Video by Eddie Izzard
- Released: 15 November 1993
- Recorded: Ambassadors Theatre, London, United Kingdom
- Genre: Stand-up comedy
- Length: 87 minutes
- Label: Universal Pictures
- Director: John Gordillo

Eddie Izzard chronology
|  | Live at the Ambassadors (1993) | Unrepeatable (1994) |

= Live at the Ambassadors =

Live at the Ambassadors is a video by Eddie Izzard made at her West End debut in 1993 at the Ambassadors Theatre. The show originally had a 4-week run, which was extended twice due to the popularity of the performance. The video led to Izzard being invited to the Just For Laughs Montreal Comedy Festival, awarded a British Comedy Award for "Top Stand Up Comedian", and receiving an Olivier Award nomination for "Outstanding Achievement". Live at the Ambassadors was Izzard's first show made available on VHS, which for many years was out of production and very difficult to come by. Izzard hated her physical appearance on the show, and was also on low performance rights with the copyright owner, and thus a DVD version will never be released. However, it is available on CD from the official Eddie Izzard website.

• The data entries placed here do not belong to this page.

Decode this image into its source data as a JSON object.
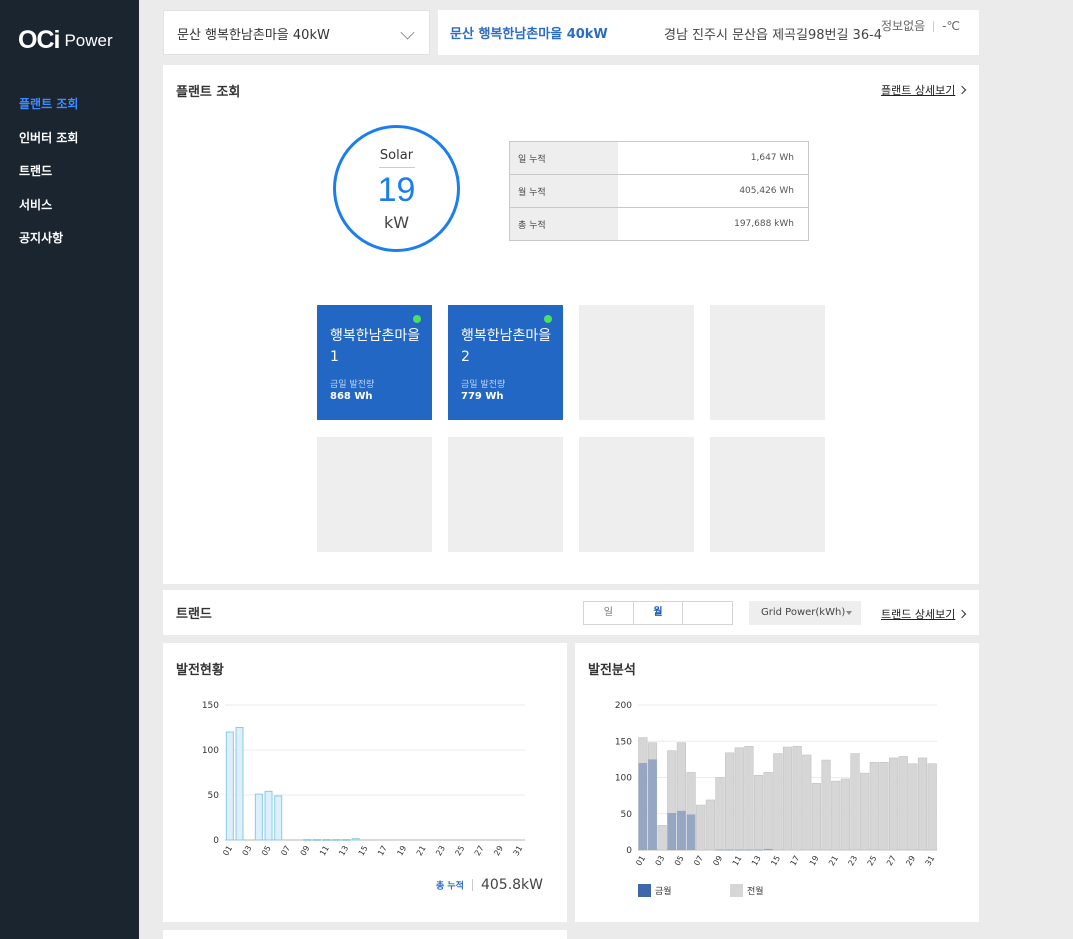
{
  "brand": {
    "logo_mark": "OCi",
    "logo_text": "Power"
  },
  "nav": {
    "items": [
      "플랜트 조회",
      "인버터 조회",
      "트랜드",
      "서비스",
      "공지사항"
    ],
    "active_index": 0
  },
  "plant_select": {
    "value": "문산 행복한남촌마을 40kW"
  },
  "plant_info": {
    "name": "문산 행복한남촌마을 40kW",
    "address": "경남 진주시 문산읍 제곡길98번길 36-4",
    "weather": "정보없음",
    "temperature": "-℃"
  },
  "plant_panel": {
    "title": "플랜트 조회",
    "detail_link": "플랜트 상세보기",
    "gauge": {
      "label": "Solar",
      "value": "19",
      "unit": "kW"
    },
    "summary": [
      {
        "label": "일 누적",
        "value": "1,647 Wh"
      },
      {
        "label": "월 누적",
        "value": "405,426 Wh"
      },
      {
        "label": "총 누적",
        "value": "197,688 kWh"
      }
    ],
    "inverters": [
      {
        "name": "행복한남촌마을1",
        "sub_label": "금일 발전량",
        "value": "868 Wh",
        "active": true
      },
      {
        "name": "행복한남촌마을2",
        "sub_label": "금일 발전량",
        "value": "779 Wh",
        "active": true
      },
      {
        "active": false
      },
      {
        "active": false
      },
      {
        "active": false
      },
      {
        "active": false
      },
      {
        "active": false
      },
      {
        "active": false
      }
    ]
  },
  "trend_bar": {
    "title": "트랜드",
    "tabs": [
      "일",
      "월",
      ""
    ],
    "active_tab": 1,
    "grid_select": "Grid Power(kWh)",
    "detail_link": "트랜드 상세보기"
  },
  "generation_status": {
    "title": "발전현황",
    "total_label": "총 누적",
    "total_value": "405.8kW"
  },
  "generation_analysis": {
    "title": "발전분석"
  },
  "chart_data": [
    {
      "type": "bar",
      "title": "발전현황",
      "categories": [
        "01",
        "02",
        "03",
        "04",
        "05",
        "06",
        "07",
        "08",
        "09",
        "10",
        "11",
        "12",
        "13",
        "14",
        "15",
        "16",
        "17",
        "18",
        "19",
        "20",
        "21",
        "22",
        "23",
        "24",
        "25",
        "26",
        "27",
        "28",
        "29",
        "30",
        "31"
      ],
      "tick_labels": [
        "01",
        "03",
        "05",
        "07",
        "09",
        "11",
        "13",
        "15",
        "17",
        "19",
        "21",
        "23",
        "25",
        "27",
        "29",
        "31"
      ],
      "values": [
        120,
        125,
        0,
        51,
        54,
        49,
        0,
        0,
        0.5,
        0.5,
        0.5,
        0.5,
        0.5,
        1.5,
        0,
        0,
        0,
        0,
        0,
        0,
        0,
        0,
        0,
        0,
        0,
        0,
        0,
        0,
        0,
        0,
        0
      ],
      "ylim": [
        0,
        150
      ],
      "yticks": [
        0,
        50,
        100,
        150
      ],
      "grid": true,
      "colors": {
        "fill": "#dcf0f9",
        "stroke": "#8dcae6"
      }
    },
    {
      "type": "bar",
      "title": "발전분석",
      "categories": [
        "01",
        "02",
        "03",
        "04",
        "05",
        "06",
        "07",
        "08",
        "09",
        "10",
        "11",
        "12",
        "13",
        "14",
        "15",
        "16",
        "17",
        "18",
        "19",
        "20",
        "21",
        "22",
        "23",
        "24",
        "25",
        "26",
        "27",
        "28",
        "29",
        "30",
        "31"
      ],
      "tick_labels": [
        "01",
        "03",
        "05",
        "07",
        "09",
        "11",
        "13",
        "15",
        "17",
        "19",
        "21",
        "23",
        "25",
        "27",
        "29",
        "31"
      ],
      "series": [
        {
          "name": "전월",
          "color": "#d6d6d6",
          "values": [
            155,
            148,
            34,
            137,
            148,
            107,
            62,
            69,
            100,
            134,
            141,
            143,
            103,
            107,
            133,
            142,
            143,
            131,
            92,
            124,
            95,
            98,
            133,
            106,
            121,
            121,
            127,
            129,
            119,
            127,
            119
          ]
        },
        {
          "name": "금월",
          "color": "#3d66ab",
          "values": [
            120,
            125,
            0,
            51,
            54,
            49,
            0,
            0,
            0.5,
            0.5,
            0.5,
            0.5,
            0.5,
            1.5,
            0,
            0,
            0,
            0,
            0,
            0,
            0,
            0,
            0,
            0,
            0,
            0,
            0,
            0,
            0,
            0,
            0
          ]
        }
      ],
      "ylim": [
        0,
        200
      ],
      "yticks": [
        0,
        50,
        100,
        150,
        200
      ],
      "grid": true,
      "legend": "bottom-left"
    }
  ]
}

Fans and critics alike recognise the change in Izzard's comedy over the years; Live at the Ambassadors is an example of Izzard's very early and less confident style of stand-up (during the interval, Izzard comments that the first half was ' a bit clunky at the beginning'). In particular, there is very little evidence of her cross dressing, something that would become a major part of the Izzard 'brand' later in her career, with only simple nail varnish obvious. However, her bizarre sense of humour has remained the same throughout performances, and various themes and ideas that can be seen in later recordings can be identified in Live at the Ambassadors such as Christian hymns (and religion in general), politics, history, cult television and wordplay/oddities within the English language.